A weather-related dataset, WTK-LED provides users with a range of possible wind speeds made available at five-minute intervals every 2 km across the contiguous United States, Alaska, and Hawaii. WTK-LED includes:

  • Data at multiple vertical planes above ground level in the region of the atmosphere where wind turbines operate, enabling accurate modeling of the winds blowing across utility-scale and distributed wind turbines
  • High-resolution five-minute, 2-km data for 2018, 2019, and 2020 for the contiguous United States and Alaska
  • Model uncertainty of wind speed at every modeling grid point to provide users with a range of possible wind speeds every 2 km
  • A separate long-term dataset, the 2023 National Offshore Wind dataset (NOW-23), tailored specifically to offshore wind resource assessments for the Atlantic Coast, Great Lakes, Hawaii, Pacific Coast, and Gulf of Mexico.

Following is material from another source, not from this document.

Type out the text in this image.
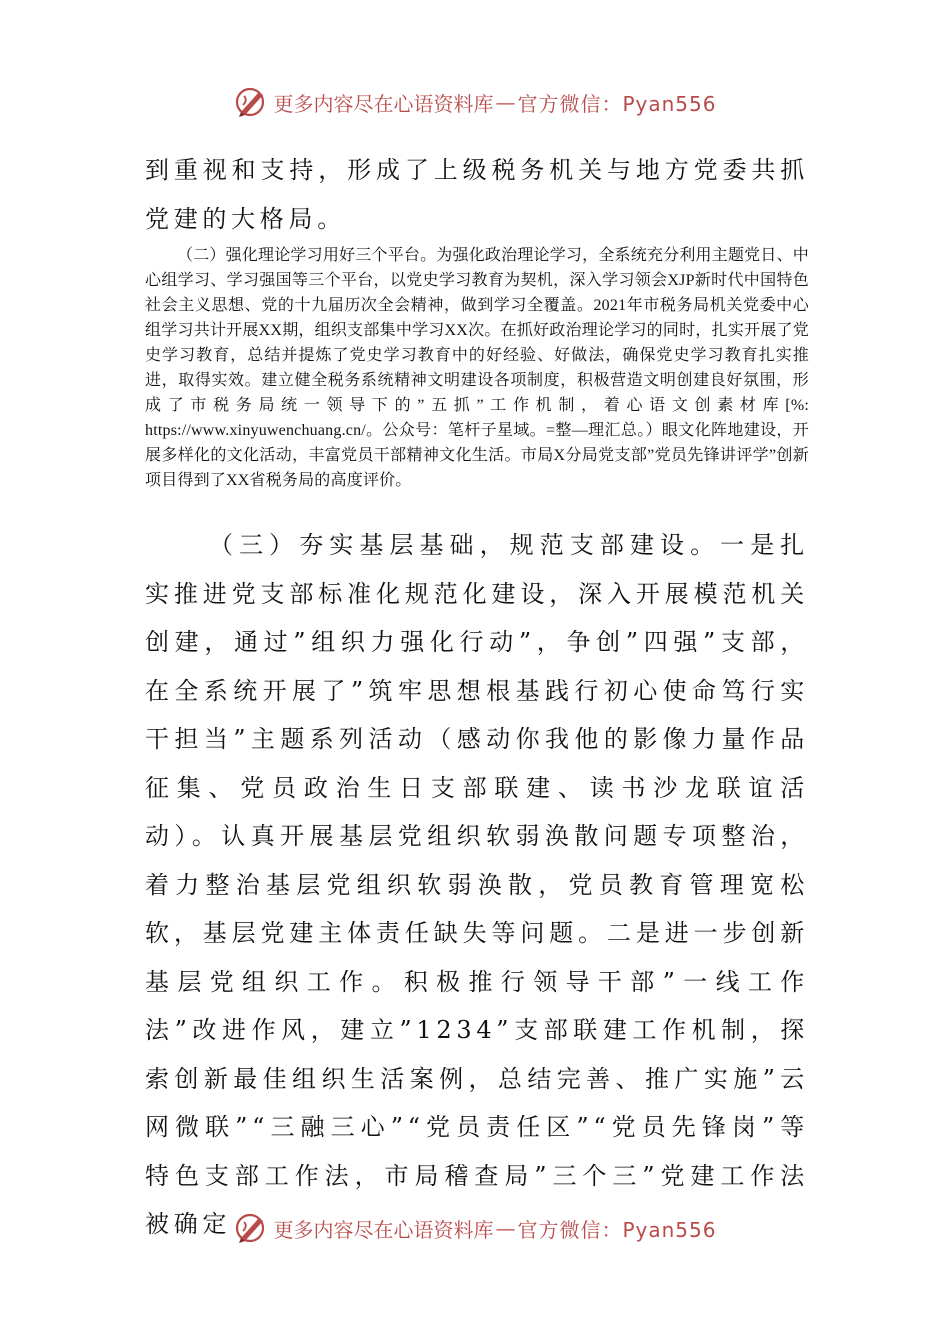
更多内容尽在心语资料库 — 官方微信：Pyan556

到重视和支持，形成了上级税务机关与地方党委共抓党建的大格局。

（二）强化理论学习用好三个平台。为强化政治理论学习，全系统充分利用主题党日、中心组学习、学习强国等三个平台，以党史学习教育为契机，深入学习领会XJP新时代中国特色社会主义思想、党的十九届历次全会精神，做到学习全覆盖。2021年市税务局机关党委中心组学习共计开展XX期，组织支部集中学习XX次。在抓好政治理论学习的同时，扎实开展了党史学习教育，总结并提炼了党史学习教育中的好经验、好做法，确保党史学习教育扎实推进，取得实效。建立健全税务系统精神文明建设各项制度，积极营造文明创建良好氛围，形成了市税务局统一领导下的”五抓”工作机制，着心语文创素材库[%: https://www.xinyuwenchuang.cn/。公众号：笔杆子星域。=整—理汇总。）眼文化阵地建设，开展多样化的文化活动，丰富党员干部精神文化生活。市局X分局党支部”党员先锋讲评学”创新项目得到了XX省税务局的高度评价。

（三）夯实基层基础，规范支部建设。一是扎实推进党支部标准化规范化建设，深入开展模范机关创建，通过”组织力强化行动”，争创”四强”支部，在全系统开展了”筑牢思想根基践行初心使命笃行实干担当”主题系列活动（感动你我他的影像力量作品征集、党员政治生日支部联建、读书沙龙联谊活动）。认真开展基层党组织软弱涣散问题专项整治，着力整治基层党组织软弱涣散，党员教育管理宽松软，基层党建主体责任缺失等问题。二是进一步创新基层党组织工作。积极推行领导干部”一线工作法”改进作风，建立”1234”支部联建工作机制，探索创新最佳组织生活案例，总结完善、推广实施”云网微联”“三融三心”“党员责任区”“党员先锋岗”等特色支部工作法，市局稽查局”三个三”党建工作法被确定	更多内容尽在心语资料库 — 官方微信：Pyan556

“With the creation of WTK-LED, we offer the community an up-to-date, long-term dataset tailored to wind energy applications,” Draxl said. “Uncertainty estimates, which help users understand the limitations of the new dataset, are also included.”

Partnerships Made It Happen

NREL developed the Wind Resource Database with support from the following partners:

  • U.S. Department of Energy’s Wind Energy Technologies Office (WETO) – Funded NREL’s U.S. data collection and creation of the Wind Resource Database.
  • Open Energy Data Initiative (OEDI) Data Lake – Provides the interface that publishes data standards and data records from the platform. OEDI also helped broker NREL’s agreement with Amazon Web Services (AWS).
  • AWS Open Data Sponsorship Program – Provides cloud-based hosting of Wind Resource Database data.
  • The HDF Group's Highly Scalable Digital Service (HSDS) – Developed a file format and application programming interface to efficiently access AWS data and store them in the Wind Resource Database platform.
  • United States Agency for International Development – Funded international data collection. The governments of Canada and Mexico funded datasets covering their respective countries.

“The Wind Resource Database has big implications in terms of our international reach,” Gilroy said. “With lots of international datasets, the platform could help developing countries determine what their renewable energy deployment potential looks like.”

Publicly available at no cost, data within the Wind Resource Database can be accessed via the WRDB Viewer Application.